Since I have a Raspberry Pi hooked up and recording mains power consumption and temperature data in my house (more posts on that stuff to follow), I thought it could do a little more work and play music too.
So here's a quick set of instructions on how to get Pandora working on a Raspberry Pi using Pianobar (a command line Pandora client).
- Raspberry Pi
- USB Sound Adaptor
I'm using a USB Sound Adaptor because the onboard Raspberry Pi sound makes thumps whenever the audio is switched off (I guess they're powering off the audio part of the SOC when it's not being used). The thumps are pretty annoying, and the easiest solution is to plug in an extra sound adaptor which doesn't have this problem.
Log into the pi and run "sudo apt-get install pianobar".

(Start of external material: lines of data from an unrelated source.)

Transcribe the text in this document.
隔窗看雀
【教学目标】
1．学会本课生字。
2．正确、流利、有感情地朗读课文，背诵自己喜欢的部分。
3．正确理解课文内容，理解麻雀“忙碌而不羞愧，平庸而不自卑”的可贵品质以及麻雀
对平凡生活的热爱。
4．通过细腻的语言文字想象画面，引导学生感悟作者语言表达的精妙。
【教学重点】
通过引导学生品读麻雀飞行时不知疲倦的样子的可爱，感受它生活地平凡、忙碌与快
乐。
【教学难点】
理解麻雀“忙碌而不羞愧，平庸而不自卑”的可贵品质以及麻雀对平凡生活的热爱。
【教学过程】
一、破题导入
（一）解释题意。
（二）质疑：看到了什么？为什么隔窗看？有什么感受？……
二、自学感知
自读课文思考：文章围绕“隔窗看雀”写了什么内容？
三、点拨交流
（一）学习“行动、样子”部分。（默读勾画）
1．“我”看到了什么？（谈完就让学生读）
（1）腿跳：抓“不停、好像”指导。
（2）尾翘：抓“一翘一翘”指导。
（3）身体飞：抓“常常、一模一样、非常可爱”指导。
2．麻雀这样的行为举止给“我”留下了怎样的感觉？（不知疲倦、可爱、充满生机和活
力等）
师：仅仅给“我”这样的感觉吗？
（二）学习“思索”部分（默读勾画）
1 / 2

Configure alsa's modprobe order so the usb soundcard appears as the primary sound card
Edit /etc/modprobe.d/alsa-base.conf and change the lines that say:
# Keep snd-usb-audio from beeing loaded as first soundcard
options snd-usb-audio index=-2
# load usb audio first
options snd-usb-audio index=0
Reboot your Raspberry Pi.
Create the Pianobar Configuration File
Log in as the "pi" user, and create the directory "~/.config/pianobar" if it doesn't already exist. Create a file in that directory called "config" and write the contents if the config file described on this page into it:
Don't forget to update the config file with your username and password (or command to decrypt your password from a key store). You will also need to update the tls_fingerprint setting with Pandora's current TLS fingerprint (they seem to change this from time to time). The contributed script here will fetch the fingerprint from Pandora's tuner:
Run "pianobar" as the pi user and it should start up and ask you which station to play! You might want to install screen or a similar to so you can background the pianobar process.